Show the polynomial $p(x,y) =y^3+xy^2+(x^2+x)y+(4x^3+2x)$ is irreducible in $\mathbb{Z}[x, y]$

Question

I've thought about $p(x,y)$ being in $\mathbb{Z}[x][y]$ and tried to use Eisenstein's criterion, but I haven't had any luck. The best I've got is, we can suppose $p(x,y)$ is reducible and write it as $$p(x,y)=(y+a)(y^2+by+c) = y^3 + (a+b)y^2 + (ab+c)y + ac$$ for some $a,b,c \in \mathbb{Z}[x]$. Comparing coefficients we have \begin{align} &a+b=x \\ &ab+c = x^2+x \\ &ac = 4x^3+2x = 2x(2x^2+1) \end{align} From the last equation we have $a = 2x$ and $c=2x^2+1$ or alternatively $a = 2x^2+1$ and $c=2x$.

If $a=2x$, $c=2x^2+1$ then from the first equation, $2x+b=x$ so $b=-x$. From the second equation, $-2x^2+x-1=x^2+x$, but this doesn't hold for all $x$...

If $a=2x^2+1$, $c=2x$ then from the first equation, $2x^2+1+b=x$ so $b=-2x^2+x-1$. From the second equation, $(2x^2+1)(-2x^2+x-1) = x^2+x$, but again the l.h.s. and r.h.s. don't match since without even computing we see the l.h.s. is degree $4$.

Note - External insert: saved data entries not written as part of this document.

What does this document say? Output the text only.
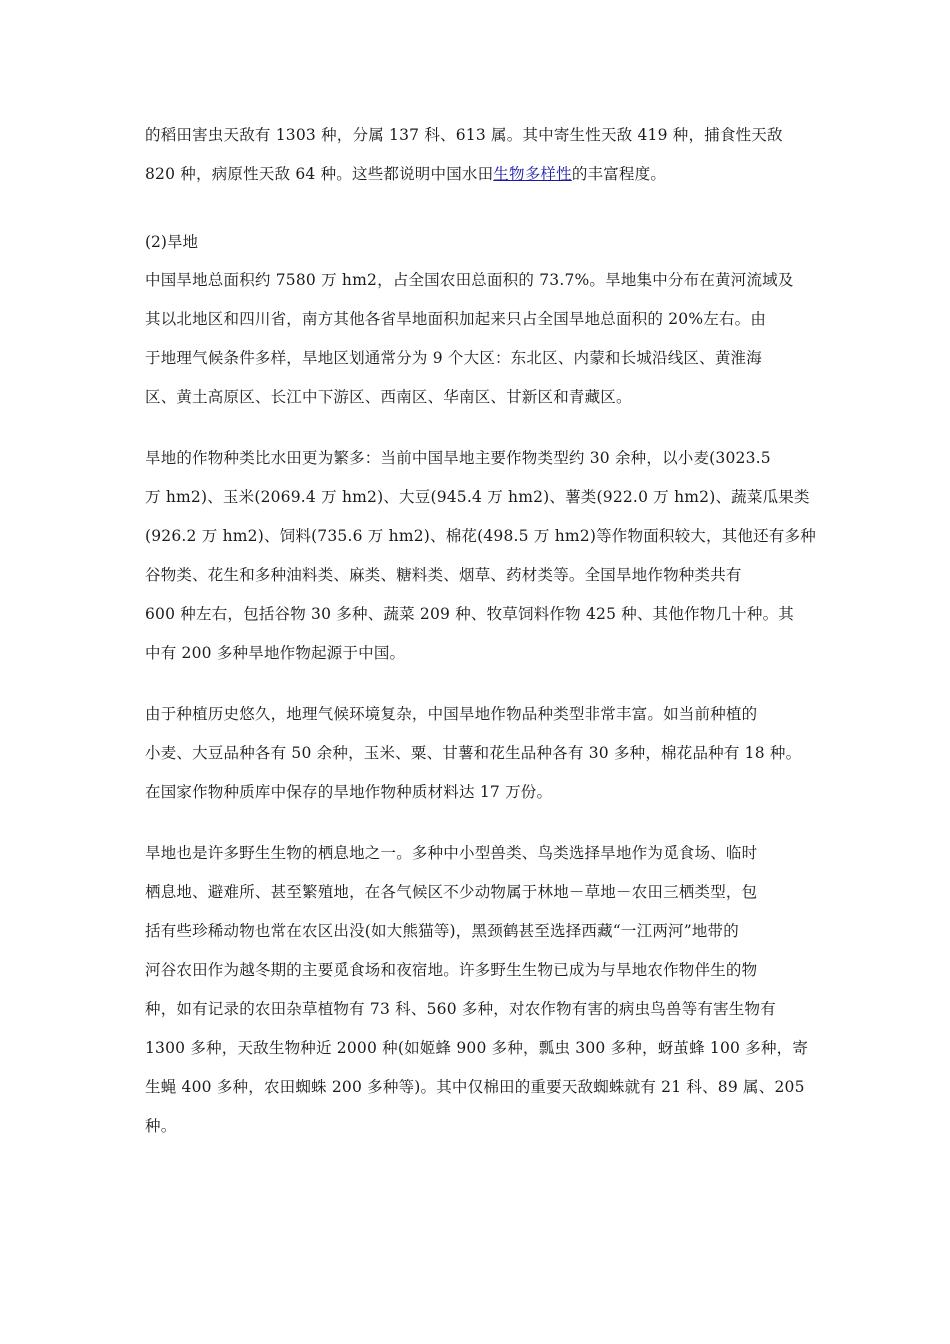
的稻田害虫天敌有 1303 种，分属 137 科、613 属。其中寄生性天敌 419 种，捕食性天敌
820 种，病原性天敌 64 种。这些都说明中国水田生物多样性的丰富程度。

(2)旱地

中国旱地总面积约 7580 万 hm2，占全国农田总面积的 73.7%。旱地集中分布在黄河流域及
其以北地区和四川省，南方其他各省旱地面积加起来只占全国旱地总面积的 20%左右。由
于地理气候条件多样，旱地区划通常分为 9 个大区：东北区、内蒙和长城沿线区、黄淮海
区、黄土高原区、长江中下游区、西南区、华南区、甘新区和青藏区。

旱地的作物种类比水田更为繁多：当前中国旱地主要作物类型约 30 余种，以小麦(3023.5
万 hm2)、玉米(2069.4 万 hm2)、大豆(945.4 万 hm2)、薯类(922.0 万 hm2)、蔬菜瓜果类
(926.2 万 hm2)、饲料(735.6 万 hm2)、棉花(498.5 万 hm2)等作物面积较大，其他还有多种
谷物类、花生和多种油料类、麻类、糖料类、烟草、药材类等。全国旱地作物种类共有
600 种左右，包括谷物 30 多种、蔬菜 209 种、牧草饲料作物 425 种、其他作物几十种。其
中有 200 多种旱地作物起源于中国。

由于种植历史悠久，地理气候环境复杂，中国旱地作物品种类型非常丰富。如当前种植的
小麦、大豆品种各有 50 余种，玉米、粟、甘薯和花生品种各有 30 多种，棉花品种有 18 种。
在国家作物种质库中保存的旱地作物种质材料达 17 万份。

旱地也是许多野生生物的栖息地之一。多种中小型兽类、鸟类选择旱地作为觅食场、临时
栖息地、避难所、甚至繁殖地，在各气候区不少动物属于林地－草地－农田三栖类型，包
括有些珍稀动物也常在农区出没(如大熊猫等)，黑颈鹤甚至选择西藏“一江两河”地带的
河谷农田作为越冬期的主要觅食场和夜宿地。许多野生生物已成为与旱地农作物伴生的物
种，如有记录的农田杂草植物有 73 科、560 多种，对农作物有害的病虫鸟兽等有害生物有
1300 多种，天敌生物种近 2000 种(如姬蜂 900 多种，瓢虫 300 多种，蚜茧蜂 100 多种，寄
生蝇 400 多种，农田蜘蛛 200 多种等)。其中仅棉田的重要天敌蜘蛛就有 21 科、89 属、205
种。
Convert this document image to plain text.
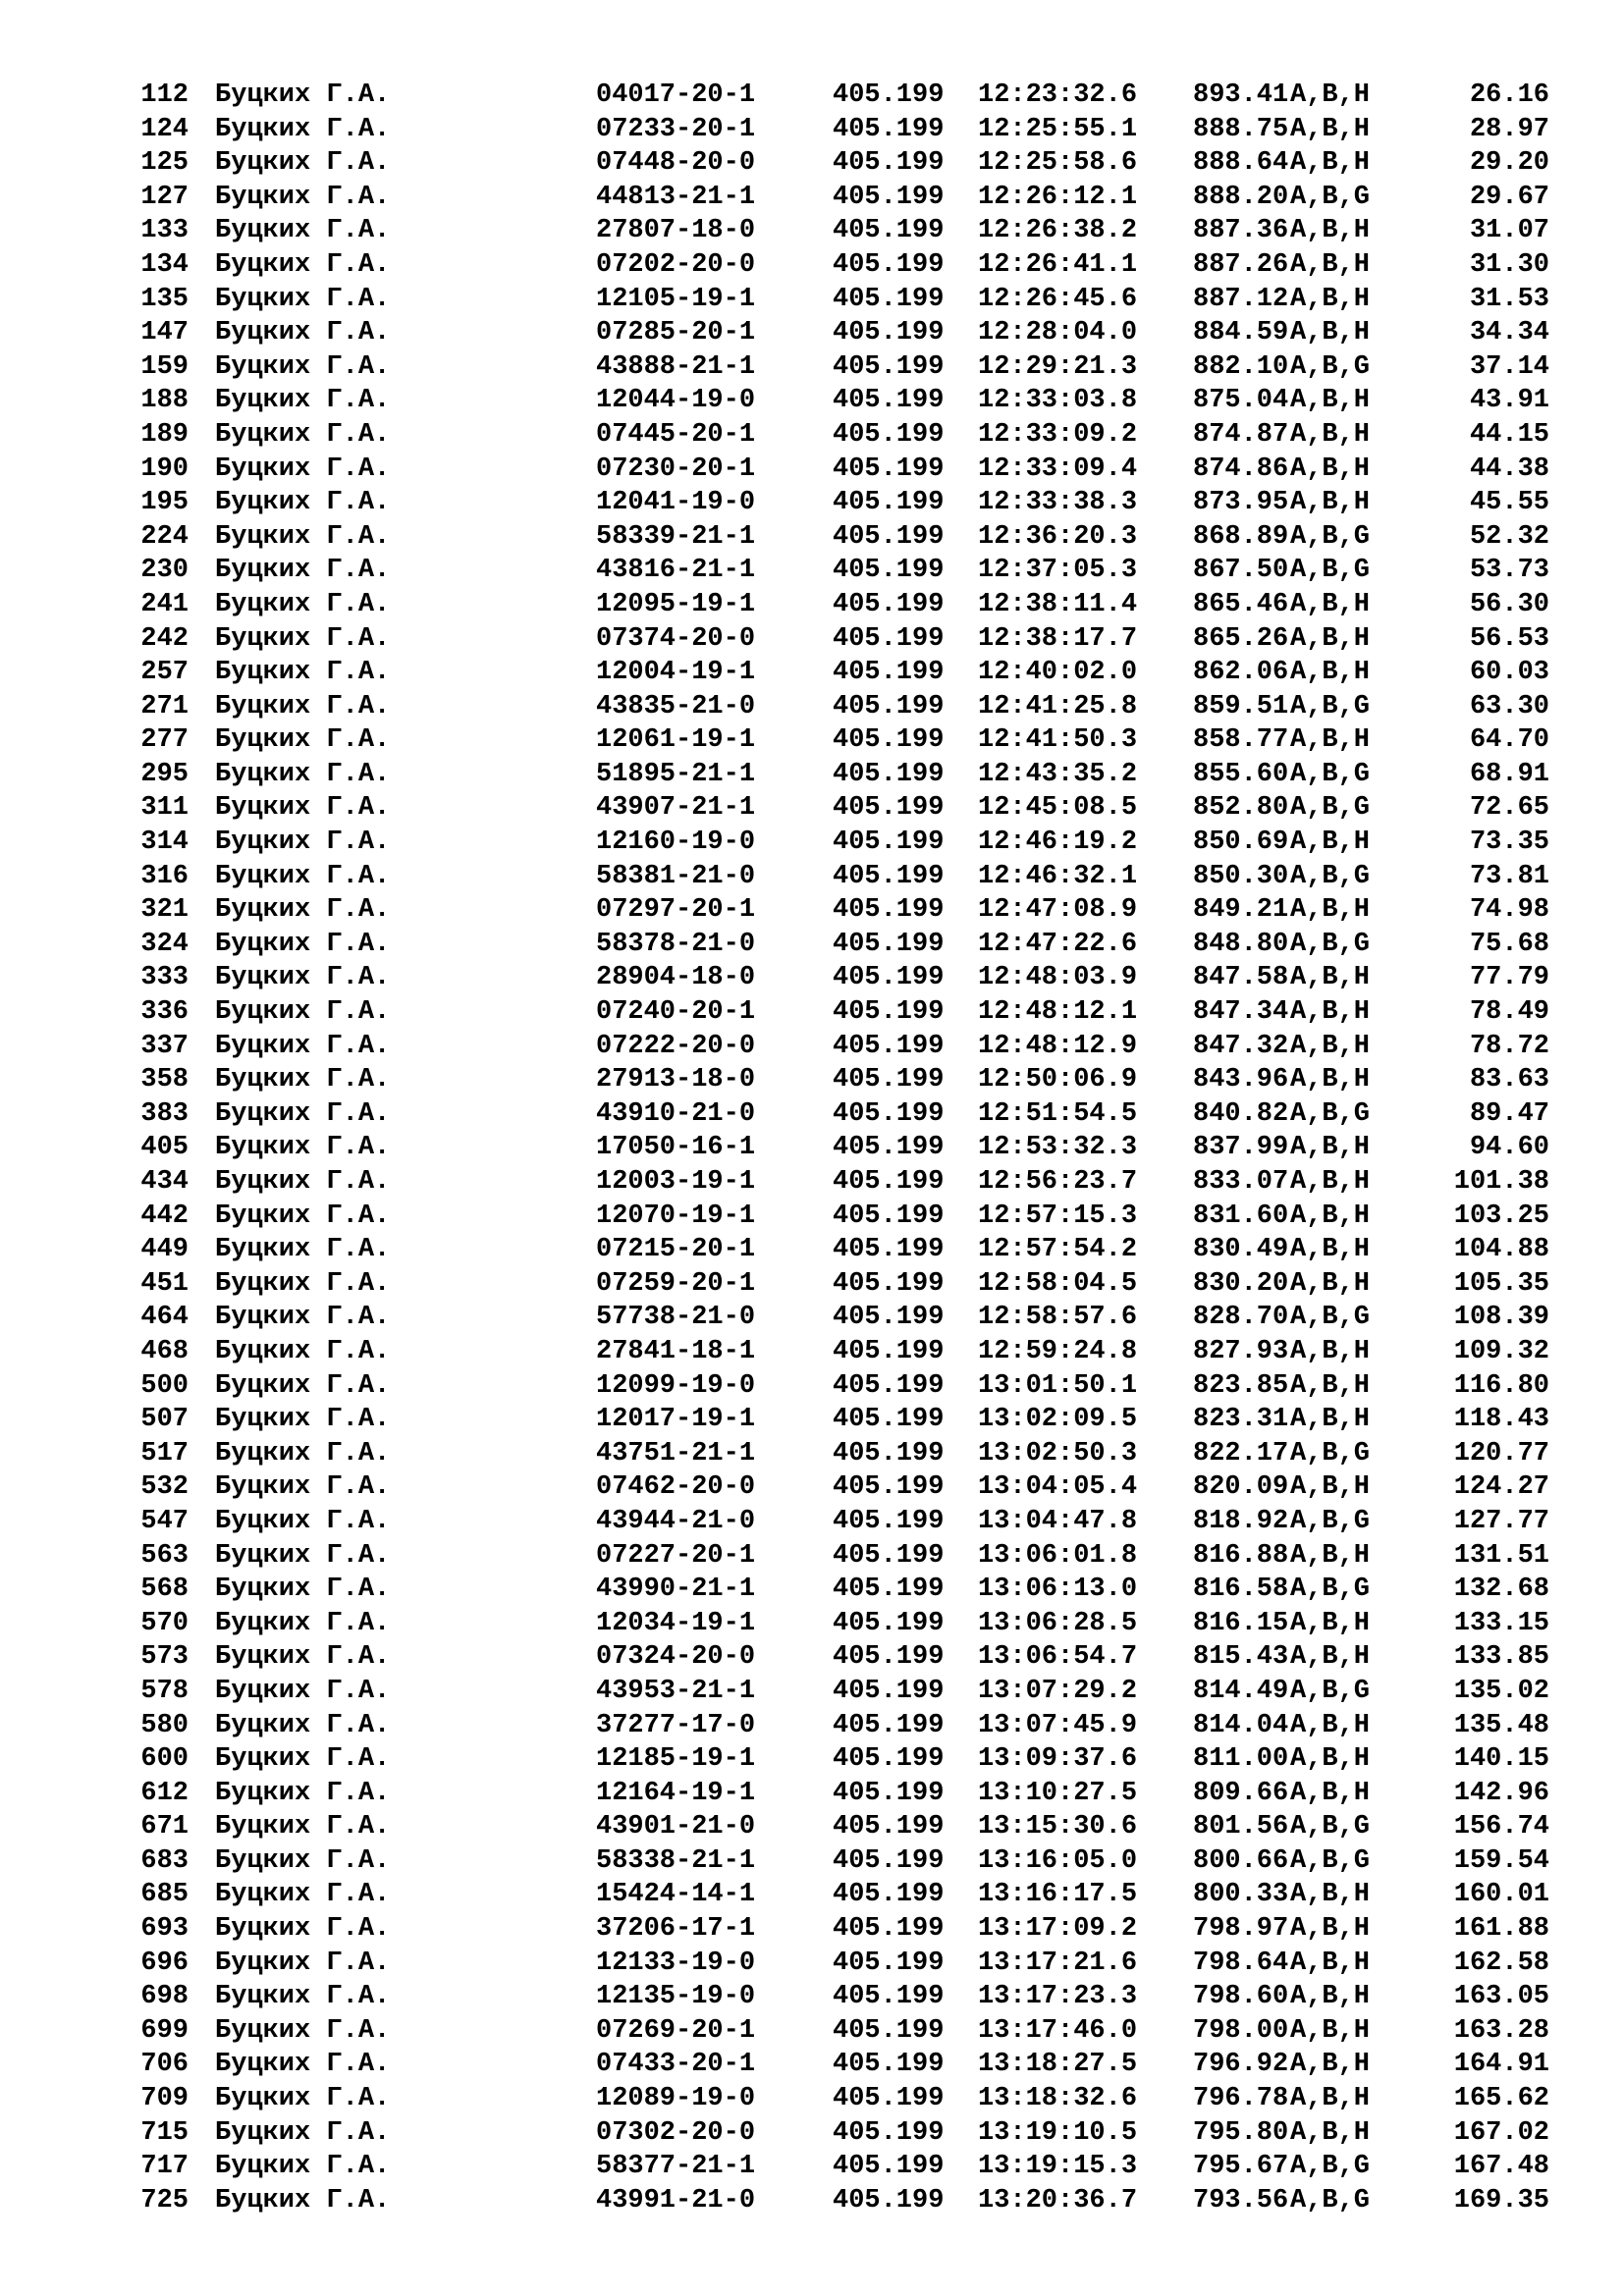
112 Буцких Г.А.	04017-20-1	405.199 12:23:32.6 893.41 A,B,H	26.16
124 Буцких Г.А.	07233-20-1	405.199 12:25:55.1 888.75 A,B,H	28.97
125 Буцких Г.А.	07448-20-0	405.199 12:25:58.6 888.64 A,B,H	29.20
127 Буцких Г.А.	44813-21-1	405.199 12:26:12.1 888.20 A,B,G	29.67
133 Буцких Г.А.	27807-18-0	405.199 12:26:38.2 887.36 A,B,H	31.07
134 Буцких Г.А.	07202-20-0	405.199 12:26:41.1 887.26 A,B,H	31.30
135 Буцких Г.А.	12105-19-1	405.199 12:26:45.6 887.12 A,B,H	31.53
147 Буцких Г.А.	07285-20-1	405.199 12:28:04.0 884.59 A,B,H	34.34
159 Буцких Г.А.	43888-21-1	405.199 12:29:21.3 882.10 A,B,G	37.14
188 Буцких Г.А.	12044-19-0	405.199 12:33:03.8 875.04 A,B,H	43.91
189 Буцких Г.А.	07445-20-1	405.199 12:33:09.2 874.87 A,B,H	44.15
190 Буцких Г.А.	07230-20-1	405.199 12:33:09.4 874.86 A,B,H	44.38
195 Буцких Г.А.	12041-19-0	405.199 12:33:38.3 873.95 A,B,H	45.55
224 Буцких Г.А.	58339-21-1	405.199 12:36:20.3 868.89 A,B,G	52.32
230 Буцких Г.А.	43816-21-1	405.199 12:37:05.3 867.50 A,B,G	53.73
241 Буцких Г.А.	12095-19-1	405.199 12:38:11.4 865.46 A,B,H	56.30
242 Буцких Г.А.	07374-20-0	405.199 12:38:17.7 865.26 A,B,H	56.53
257 Буцких Г.А.	12004-19-1	405.199 12:40:02.0 862.06 A,B,H	60.03
271 Буцких Г.А.	43835-21-0	405.199 12:41:25.8 859.51 A,B,G	63.30
277 Буцких Г.А.	12061-19-1	405.199 12:41:50.3 858.77 A,B,H	64.70
295 Буцких Г.А.	51895-21-1	405.199 12:43:35.2 855.60 A,B,G	68.91
311 Буцких Г.А.	43907-21-1	405.199 12:45:08.5 852.80 A,B,G	72.65
314 Буцких Г.А.	12160-19-0	405.199 12:46:19.2 850.69 A,B,H	73.35
316 Буцких Г.А.	58381-21-0	405.199 12:46:32.1 850.30 A,B,G	73.81
321 Буцких Г.А.	07297-20-1	405.199 12:47:08.9 849.21 A,B,H	74.98
324 Буцких Г.А.	58378-21-0	405.199 12:47:22.6 848.80 A,B,G	75.68
333 Буцких Г.А.	28904-18-0	405.199 12:48:03.9 847.58 A,B,H	77.79
336 Буцких Г.А.	07240-20-1	405.199 12:48:12.1 847.34 A,B,H	78.49
337 Буцких Г.А.	07222-20-0	405.199 12:48:12.9 847.32 A,B,H	78.72
358 Буцких Г.А.	27913-18-0	405.199 12:50:06.9 843.96 A,B,H	83.63
383 Буцких Г.А.	43910-21-0	405.199 12:51:54.5 840.82 A,B,G	89.47
405 Буцких Г.А.	17050-16-1	405.199 12:53:32.3 837.99 A,B,H	94.60
434 Буцких Г.А.	12003-19-1	405.199 12:56:23.7 833.07 A,B,H	101.38
442 Буцких Г.А.	12070-19-1	405.199 12:57:15.3 831.60 A,B,H	103.25
449 Буцких Г.А.	07215-20-1	405.199 12:57:54.2 830.49 A,B,H	104.88
451 Буцких Г.А.	07259-20-1	405.199 12:58:04.5 830.20 A,B,H	105.35
464 Буцких Г.А.	57738-21-0	405.199 12:58:57.6 828.70 A,B,G	108.39
468 Буцких Г.А.	27841-18-1	405.199 12:59:24.8 827.93 A,B,H	109.32
500 Буцких Г.А.	12099-19-0	405.199 13:01:50.1 823.85 A,B,H	116.80
507 Буцких Г.А.	12017-19-1	405.199 13:02:09.5 823.31 A,B,H	118.43
517 Буцких Г.А.	43751-21-1	405.199 13:02:50.3 822.17 A,B,G	120.77
532 Буцких Г.А.	07462-20-0	405.199 13:04:05.4 820.09 A,B,H	124.27
547 Буцких Г.А.	43944-21-0	405.199 13:04:47.8 818.92 A,B,G	127.77
563 Буцких Г.А.	07227-20-1	405.199 13:06:01.8 816.88 A,B,H	131.51
568 Буцких Г.А.	43990-21-1	405.199 13:06:13.0 816.58 A,B,G	132.68
570 Буцких Г.А.	12034-19-1	405.199 13:06:28.5 816.15 A,B,H	133.15
573 Буцких Г.А.	07324-20-0	405.199 13:06:54.7 815.43 A,B,H	133.85
578 Буцких Г.А.	43953-21-1	405.199 13:07:29.2 814.49 A,B,G	135.02
580 Буцких Г.А.	37277-17-0	405.199 13:07:45.9 814.04 A,B,H	135.48
600 Буцких Г.А.	12185-19-1	405.199 13:09:37.6 811.00 A,B,H	140.15
612 Буцких Г.А.	12164-19-1	405.199 13:10:27.5 809.66 A,B,H	142.96
671 Буцких Г.А.	43901-21-0	405.199 13:15:30.6 801.56 A,B,G	156.74
683 Буцких Г.А.	58338-21-1	405.199 13:16:05.0 800.66 A,B,G	159.54
685 Буцких Г.А.	15424-14-1	405.199 13:16:17.5 800.33 A,B,H	160.01
693 Буцких Г.А.	37206-17-1	405.199 13:17:09.2 798.97 A,B,H	161.88
696 Буцких Г.А.	12133-19-0	405.199 13:17:21.6 798.64 A,B,H	162.58
698 Буцких Г.А.	12135-19-0	405.199 13:17:23.3 798.60 A,B,H	163.05
699 Буцких Г.А.	07269-20-1	405.199 13:17:46.0 798.00 A,B,H	163.28
706 Буцких Г.А.	07433-20-1	405.199 13:18:27.5 796.92 A,B,H	164.91
709 Буцких Г.А.	12089-19-0	405.199 13:18:32.6 796.78 A,B,H	165.62
715 Буцких Г.А.	07302-20-0	405.199 13:19:10.5 795.80 A,B,H	167.02
717 Буцких Г.А.	58377-21-1	405.199 13:19:15.3 795.67 A,B,G	167.48
725 Буцких Г.А.	43991-21-0	405.199 13:20:36.7 793.56 A,B,G	169.35
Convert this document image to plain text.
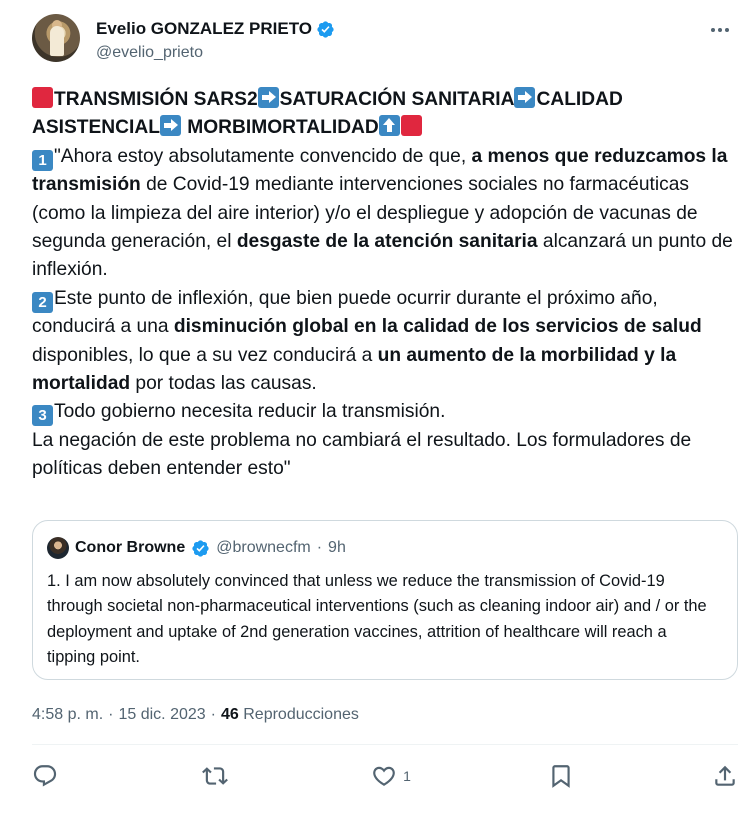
Evelio GONZALEZ PRIETO
@evelio_prieto

TRANSMISIÓN SARS2 SATURACIÓN SANITARIA CALIDAD ASISTENCIAL MORBIMORTALIDAD

1 "Ahora estoy absolutamente convencido de que, a menos que reduzcamos la transmisión de Covid-19 mediante intervenciones sociales no farmacéuticas (como la limpieza del aire interior) y/o el despliegue y adopción de vacunas de segunda generación, el desgaste de la atención sanitaria alcanzará un punto de inflexión.

2 Este punto de inflexión, que bien puede ocurrir durante el próximo año, conducirá a una disminución global en la calidad de los servicios de salud disponibles, lo que a su vez conducirá a un aumento de la morbilidad y la mortalidad por todas las causas.

3 Todo gobierno necesita reducir la transmisión.

La negación de este problema no cambiará el resultado. Los formuladores de políticas deben entender esto"

Conor Browne @brownecfm · 9h
1. I am now absolutely convinced that unless we reduce the transmission of Covid-19 through societal non-pharmaceutical interventions (such as cleaning indoor air) and / or the deployment and uptake of 2nd generation vaccines, attrition of healthcare will reach a tipping point.
4:58 p. m. · 15 dic. 2023 · 46 Reproducciones
1
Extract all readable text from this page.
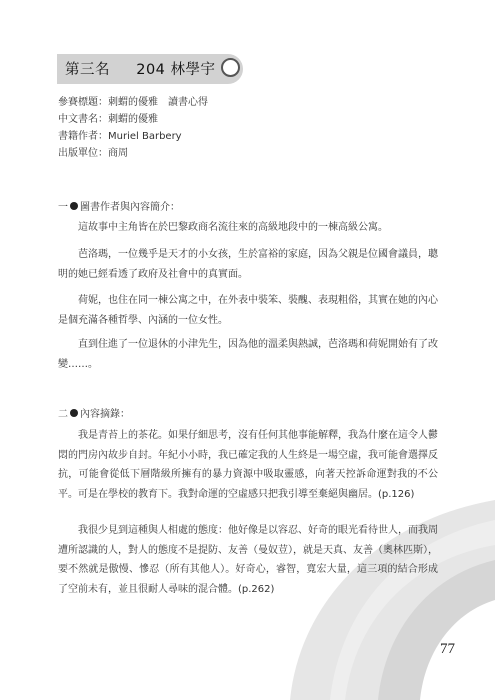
第三名 204 林學宇
參賽標題：刺蝟的優雅　讀書心得
中文書名：刺蝟的優雅
書籍作者：Muriel Barbery
出版單位：商周
一 圖書作者與內容簡介：
這故事中主角皆在於巴黎政商名流往來的高級地段中的一棟高級公寓。
芭洛瑪，一位幾乎是天才的小女孩，生於富裕的家庭，因為父親是位國會議員，聰明的她已經看透了政府及社會中的真實面。
荷妮，也住在同一棟公寓之中，在外表中裝笨、裝醜、表現粗俗，其實在她的內心是個充滿各種哲學、內涵的一位女性。
直到住進了一位退休的小津先生，因為他的溫柔與熱誠，芭洛瑪和荷妮開始有了改變……。
二 內容摘錄：
我是青苔上的茶花。如果仔細思考，沒有任何其他事能解釋，我為什麼在這令人鬱悶的門房內故步自封。年紀小小時，我已確定我的人生終是一場空虛，我可能會選擇反抗，可能會從低下層階級所擁有的暴力資源中吸取靈感，向著天控訴命運對我的不公平。可是在學校的教育下。我對命運的空虛感只把我引導至棄絕與幽居。(p.126)
我很少見到這種與人相處的態度：他好像是以容忍、好奇的眼光看待世人，而我周遭所認識的人，對人的態度不是提防、友善（曼奴荳），就是天真、友善（奧林匹斯），要不然就是傲慢、慘忍（所有其他人）。好奇心，睿智，寬宏大量，這三項的結合形成了空前未有，並且很耐人尋味的混合體。(p.262)
77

Is there a better way to prove this?

Answer 1

Rewrite: $$p(x,y)= y^3+xy^2+x(x+1)y+2x(2x^2+1), $$ and as $p(x,y)\in \mathbf Z[x][y]$, we can use the generalisation of Eisenstein's criterion directly:

$(x)$ is a prime ideal in the U.F.D. $\mathbf Z[x]$, and

• $x$ divides divides all coefficients, but the leading coefficient;
• $x^2$ does not divide the constant term. Hence $p(x,y)$ is irreducible in $\mathbf Z[x][y]\simeq\mathbf Z[x,y]$.

Answer 2

$$p(3,y)=y^3+3y^2+18y+114$$

Now use Eisenstein's criterion with $p=3$.

Answer 3

Take $x=3$ and use Eisenstein for $p=3$.

Answer 4

In $\mathbb{Z}[x][y]$, a generalization of Eisenstein's criterion will apply, since $\mathbb{Z}[x]$ is a UFD. Now, apply this generalization using the irreducible element $x \in \mathbb{Z}[x]$.

As an alternative: if $p$ were reducible, then its terms of highest total degree $4x^3 + x^2 y + x y^2 + y^3$ would have to be a product of the highest-degree terms of the factors. Now suppose the highest-degree terms of the factors are $ax^2 + bxy + cy^2$ and $dx + ey$, respectively. Then $(ax^2 + bxy + cy^2) (dx + ey) = 4x^3 + x^2 y + x y^2 + y^3$; now if we substitute $x := t$ and $y := 1$, we get $(at^2 + bt + c) (dt + e) = 4t^3 + t^2 + t + 1$, so $4 t^3 + t^2 + t + 1$ would have a rational root $-\frac{e}{d}$. But then, $d \mid 4$ and $e \mid 1$, and from here it is easy to get a contradiction.

The only other possibility would be if one of the factors were constant; however, then this constant would have to be $\pm 1$ since no other integer divides $p(x, y)$.